Moses has no problem sharing his spiritual quality of leadership with others. Meanwhile elsewhere in the camp two men named Eldad and Medad are engaged in acts of spiritual ecstasy and prophecy. Others object but not Moses who expresses this wish: “Would that all the Lord’s people were prophets.” To Moses God’s spirit and prophecy were available to all.

We can derive two important values of Judaism from these events. First, is the value of a caring community where every shares in the affirmation that we are all dependent on each other, or in a more familiar phrase, “All for one, and one for all.” Everyone is equally obliged to help everyone else. It is not the job of Moses alone, nor the 70 alone, nor Eldad and Medad alone.

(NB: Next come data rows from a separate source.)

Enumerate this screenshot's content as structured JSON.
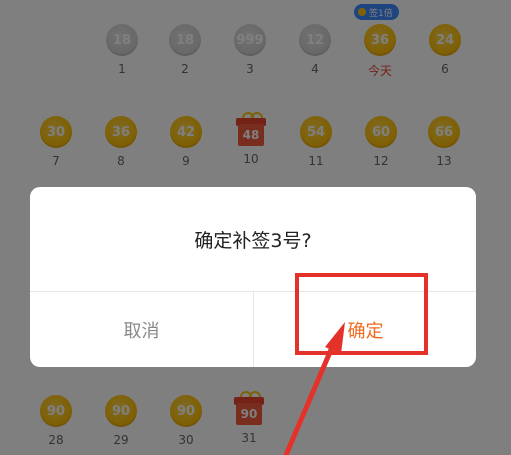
{
  "badge": {
    "text": "签1倍"
  },
  "calendar": {
    "row1": [
      {
        "coin": "18",
        "label": "1",
        "style": "gray"
      },
      {
        "coin": "18",
        "label": "2",
        "style": "gray"
      },
      {
        "coin": "999",
        "label": "3",
        "style": "gray"
      },
      {
        "coin": "12",
        "label": "4",
        "style": "gray"
      },
      {
        "coin": "36",
        "label": "今天",
        "style": "gold"
      },
      {
        "coin": "24",
        "label": "6",
        "style": "gold"
      }
    ],
    "row2": [
      {
        "coin": "30",
        "label": "7",
        "style": "gold"
      },
      {
        "coin": "36",
        "label": "8",
        "style": "gold"
      },
      {
        "coin": "42",
        "label": "9",
        "style": "gold"
      },
      {
        "coin": "48",
        "label": "10",
        "style": "gift"
      },
      {
        "coin": "54",
        "label": "11",
        "style": "gold"
      },
      {
        "coin": "60",
        "label": "12",
        "style": "gold"
      },
      {
        "coin": "66",
        "label": "13",
        "style": "gold"
      }
    ],
    "row5": [
      {
        "coin": "90",
        "label": "28",
        "style": "gold"
      },
      {
        "coin": "90",
        "label": "29",
        "style": "gold"
      },
      {
        "coin": "90",
        "label": "30",
        "style": "gold"
      },
      {
        "coin": "90",
        "label": "31",
        "style": "gift"
      }
    ]
  },
  "dialog": {
    "title": "确定补签3号?",
    "cancel_label": "取消",
    "confirm_label": "确定"
  },
  "colors": {
    "confirm": "#f06a1f",
    "highlight": "#e4322b",
    "coin": "#ffc20e"
  }
}
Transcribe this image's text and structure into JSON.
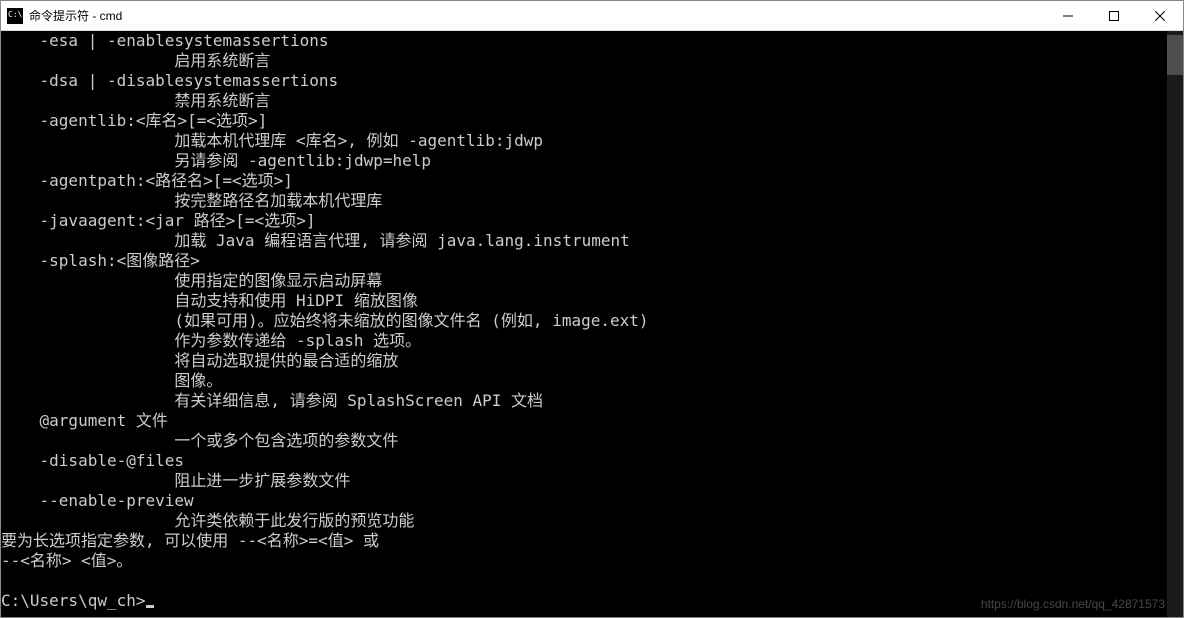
{
  "window": {
    "title": "命令提示符 - cmd"
  },
  "terminal": {
    "lines": [
      "    -esa | -enablesystemassertions",
      "                  启用系统断言",
      "    -dsa | -disablesystemassertions",
      "                  禁用系统断言",
      "    -agentlib:<库名>[=<选项>]",
      "                  加载本机代理库 <库名>, 例如 -agentlib:jdwp",
      "                  另请参阅 -agentlib:jdwp=help",
      "    -agentpath:<路径名>[=<选项>]",
      "                  按完整路径名加载本机代理库",
      "    -javaagent:<jar 路径>[=<选项>]",
      "                  加载 Java 编程语言代理, 请参阅 java.lang.instrument",
      "    -splash:<图像路径>",
      "                  使用指定的图像显示启动屏幕",
      "                  自动支持和使用 HiDPI 缩放图像",
      "                  (如果可用)。应始终将未缩放的图像文件名 (例如, image.ext)",
      "                  作为参数传递给 -splash 选项。",
      "                  将自动选取提供的最合适的缩放",
      "                  图像。",
      "                  有关详细信息, 请参阅 SplashScreen API 文档",
      "    @argument 文件",
      "                  一个或多个包含选项的参数文件",
      "    -disable-@files",
      "                  阻止进一步扩展参数文件",
      "    --enable-preview",
      "                  允许类依赖于此发行版的预览功能",
      "要为长选项指定参数, 可以使用 --<名称>=<值> 或",
      "--<名称> <值>。",
      ""
    ],
    "prompt": "C:\\Users\\qw_ch>"
  },
  "watermark": "https://blog.csdn.net/qq_42871573"
}
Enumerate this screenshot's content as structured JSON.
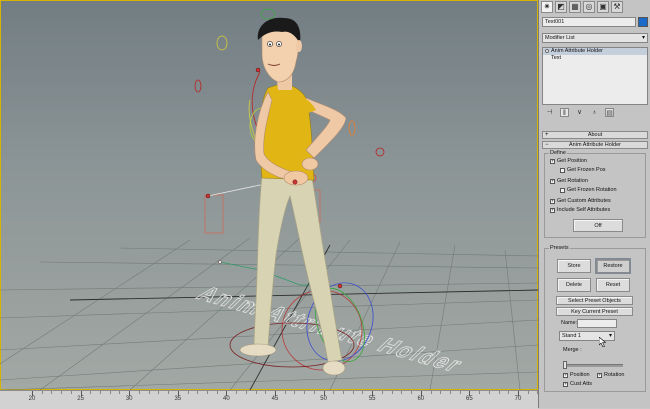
{
  "command_panel": {
    "tabs": [
      {
        "name": "create-tab-icon",
        "glyph": "✷",
        "active": true
      },
      {
        "name": "modify-tab-icon",
        "glyph": "◩",
        "active": false
      },
      {
        "name": "hierarchy-tab-icon",
        "glyph": "▦",
        "active": false
      },
      {
        "name": "motion-tab-icon",
        "glyph": "◎",
        "active": false
      },
      {
        "name": "display-tab-icon",
        "glyph": "▣",
        "active": false
      },
      {
        "name": "utilities-tab-icon",
        "glyph": "⚒",
        "active": false
      }
    ],
    "object_name": "Text001",
    "object_color": "#1e6ac8",
    "modifier_list": "Modifier List",
    "stack": [
      {
        "label": "Anim Attribute Holder",
        "selected": true
      },
      {
        "label": "Text",
        "selected": false
      }
    ],
    "stack_tools": [
      "pin-stack-icon",
      "show-end-result-icon",
      "make-unique-icon",
      "remove-modifier-icon",
      "configure-modifier-sets-icon"
    ]
  },
  "rollouts": {
    "about": "About",
    "holder": "Anim Attribute Holder"
  },
  "define": {
    "title": "Define",
    "get_position": "Get Position",
    "get_frozen_pos": "Get Frozen Pos",
    "get_rotation": "Get Rotation",
    "get_frozen_rotation": "Get Frozen Rotation",
    "get_custom_attributes": "Get Custom Attributes",
    "include_self_attributes": "Include Self Attributes",
    "button": "Off"
  },
  "presets": {
    "title": "Presets",
    "store": "Store",
    "restore": "Restore",
    "delete": "Delete",
    "reset": "Reset",
    "select_preset_objects": "Select Preset Objects",
    "key_current_preset": "Key Current Preset",
    "name_label": "Name:",
    "name_value": "",
    "preset_selected": "Stand 1",
    "merge_label": "Merge :",
    "merge_value": 0,
    "position": "Position",
    "rotation": "Rotation",
    "cust_atts": "Cust Atts"
  },
  "checks": {
    "get_position": true,
    "get_frozen_pos": false,
    "get_rotation": true,
    "get_frozen_rotation": false,
    "get_custom_attributes": true,
    "include_self_attributes": true,
    "position": true,
    "rotation": true,
    "cust_atts": true
  },
  "timeline": {
    "labels": [
      "20",
      "25",
      "30",
      "35",
      "40",
      "45",
      "50",
      "55",
      "60",
      "65",
      "70"
    ]
  },
  "viewport": {
    "scene_text": "Anim Attribute Holder",
    "accent": "#d6b400",
    "shirt": "#e0b514",
    "pants": "#d8d3b3"
  }
}
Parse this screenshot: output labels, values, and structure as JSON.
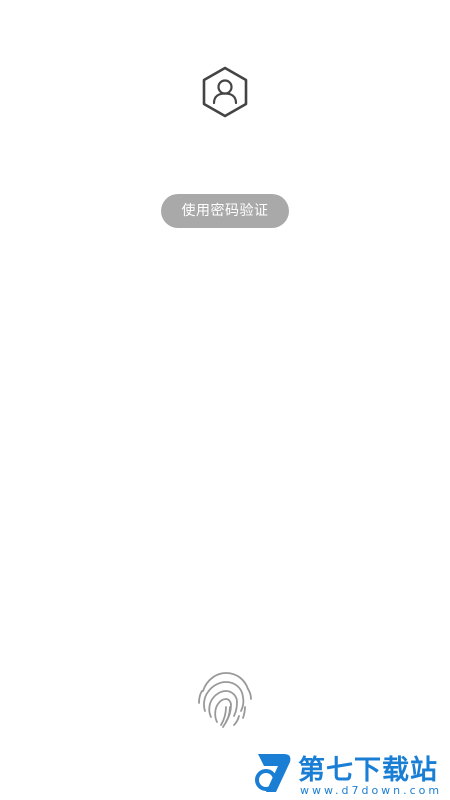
{
  "icons": {
    "avatar": "user-hexagon-icon",
    "fingerprint": "fingerprint-icon"
  },
  "auth": {
    "password_button_label": "使用密码验证"
  },
  "watermark": {
    "title": "第七下载站",
    "url": "www.d7down.com"
  },
  "colors": {
    "button_bg": "#a9a9a9",
    "icon_stroke": "#444444",
    "fingerprint_stroke": "#999999",
    "watermark_blue": "#1a7fd4"
  }
}
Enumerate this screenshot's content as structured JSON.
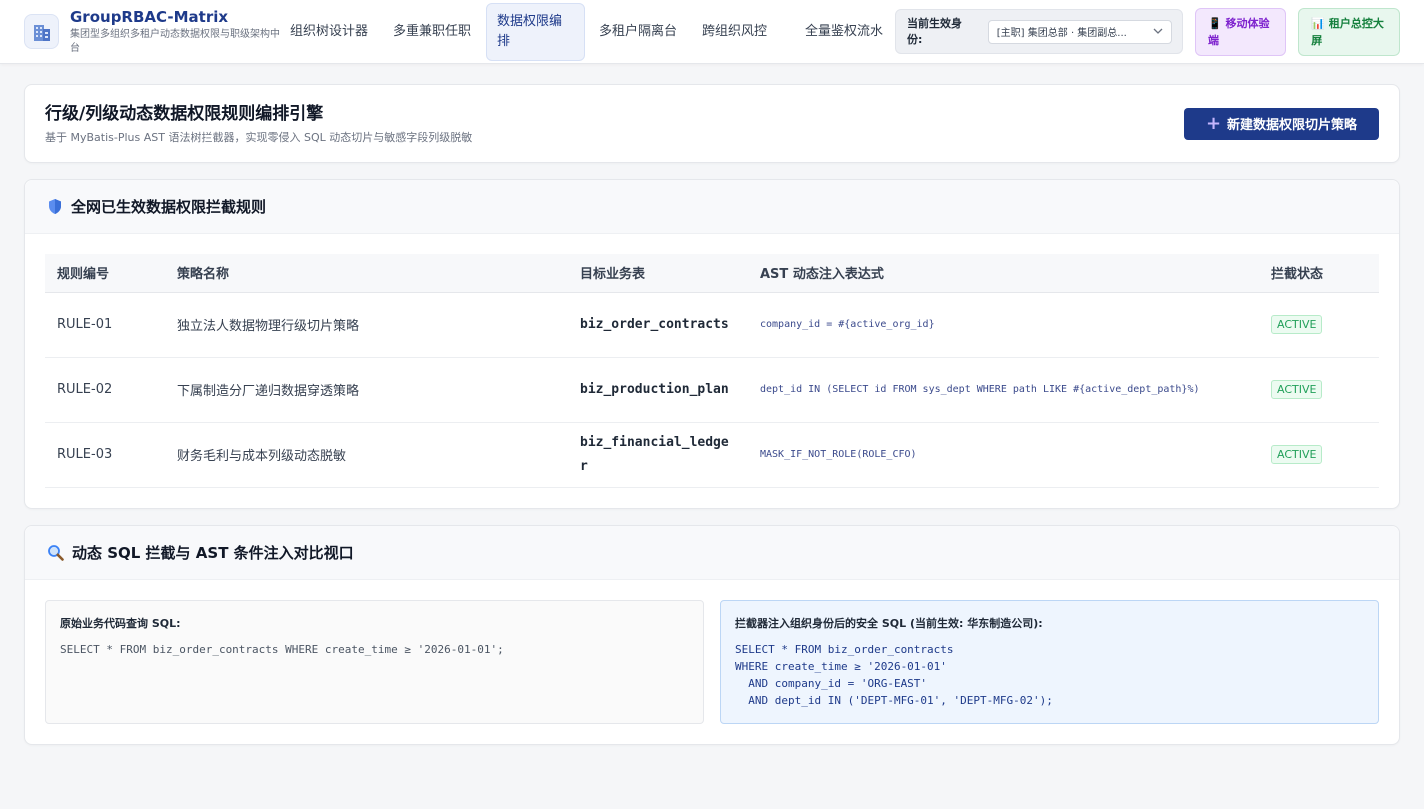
{
  "brand": {
    "title": "GroupRBAC-Matrix",
    "subtitle": "集团型多组织多租户动态数据权限与职级架构中台",
    "logo_icon": "building-icon"
  },
  "nav": [
    {
      "label": "组织树设计器",
      "active": false
    },
    {
      "label": "多重兼职任职",
      "active": false
    },
    {
      "label": "数据权限编排",
      "active": true
    },
    {
      "label": "多租户隔离台",
      "active": false
    },
    {
      "label": "跨组织风控",
      "active": false
    },
    {
      "label": "全量鉴权流水",
      "active": false
    }
  ],
  "identity": {
    "label": "当前生效身份:",
    "value": "[主职] 集团总部 · 集团副总..."
  },
  "actions": {
    "mobile": "📱 移动体验端",
    "screen": "📊 租户总控大屏"
  },
  "page": {
    "title": "行级/列级动态数据权限规则编排引擎",
    "subtitle": "基于 MyBatis-Plus AST 语法树拦截器，实现零侵入 SQL 动态切片与敏感字段列级脱敏",
    "new_button": "新建数据权限切片策略"
  },
  "rules_section": {
    "title": "全网已生效数据权限拦截规则",
    "columns": [
      "规则编号",
      "策略名称",
      "目标业务表",
      "AST 动态注入表达式",
      "拦截状态"
    ],
    "rows": [
      {
        "id": "RULE-01",
        "name": "独立法人数据物理行级切片策略",
        "table": "biz_order_contracts",
        "expr": "company_id = #{active_org_id}",
        "status": "ACTIVE"
      },
      {
        "id": "RULE-02",
        "name": "下属制造分厂递归数据穿透策略",
        "table": "biz_production_plan",
        "expr": "dept_id IN (SELECT id FROM sys_dept WHERE path LIKE #{active_dept_path}%)",
        "status": "ACTIVE"
      },
      {
        "id": "RULE-03",
        "name": "财务毛利与成本列级动态脱敏",
        "table": "biz_financial_ledger",
        "expr": "MASK_IF_NOT_ROLE(ROLE_CFO)",
        "status": "ACTIVE"
      }
    ]
  },
  "compare_section": {
    "title": "动态 SQL 拦截与 AST 条件注入对比视口",
    "original_label": "原始业务代码查询 SQL:",
    "original_sql": "SELECT * FROM biz_order_contracts WHERE create_time ≥ '2026-01-01';",
    "safe_label": "拦截器注入组织身份后的安全 SQL (当前生效: 华东制造公司):",
    "safe_sql": "SELECT * FROM biz_order_contracts\nWHERE create_time ≥ '2026-01-01'\n  AND company_id = 'ORG-EAST'\n  AND dept_id IN ('DEPT-MFG-01', 'DEPT-MFG-02');"
  },
  "colors": {
    "brand": "#1e3a8a",
    "active_badge": "#22a05a",
    "mobile_accent": "#7e22ce",
    "screen_accent": "#15803d"
  }
}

Here I have to quote David Brooks from an op-ed piece in the New York Times on June 2. It is entitled, “The Axis of Selfishness.” “The president embarked on his first foreign trip with the clear eyed outlook that the world is not a ‘global community’ but an arena where nations, nongovernmental actors and businesses engage and compete for advantage. This sentence is the epitome of the Trump project. It asserts that selfishness is the sole driver of human affairs. It grows out of a worldview that life is a competitive struggle for gain. It implies that cooperative communities are hypocritical covers for the selfish jockeying underneath.”

Moses would have railed against this outlook and said that we are not only a global caring community but that we are also an “egalitarian community.” This is the second value derived from the events in this week’s Sedra. We have equal responsibility but also equal ability to fulfill that responsibility. The idea of being egalitarian here precedes the issue of women’s full participation in Jewish life. It might be called a DIY concept of Judaism. We can all learn what is necessary to become Jewish leaders whether it is lead a service, read Torah or Haftarah, lead a Seder, even deliver a D’var Torah.

This is every rabbi’s dream, to empower his community to do all of these things and much more. The rabbi may be more learned after studying for many years, but he or she does not have an exclusive claim to that knowledge or leadership. The rabbi does not have to be the surrogate for the congregant. We all have a direct line to God. SAMS is a paradigm of empowerment where congregants are encouraged to take over and lead not only at meetings but also in worship and teaching.

The American Jewish community began to embrace this in the 60’s and 70’s with the publication of a book entitled “The Jewish Catalog” which taught everyone how to do everything Jews do from tying Tzitzit to making Challah for Shabbat to putting on Tefillin and so much more. That period also saw the beginning of the Havurah movement in America where groups of young Jews, created communal living settings where they did Judaism in all ways, without a rabbi. They knew what our tradition has stressed, the concept that we are all a “Mamlechet Kohanim v’Goi Kadosh,” a kingdom of Priests and a holy nation.” The leaders like Moses of old played and the rabbis of today play an important role, but each and everyone of us in the community have the power and the responsibility- equally!

God and Moses partnered a long time ago to teach this concept to our people. Each generation must learn these values and live by them. Doing so guarantees Jewish survival.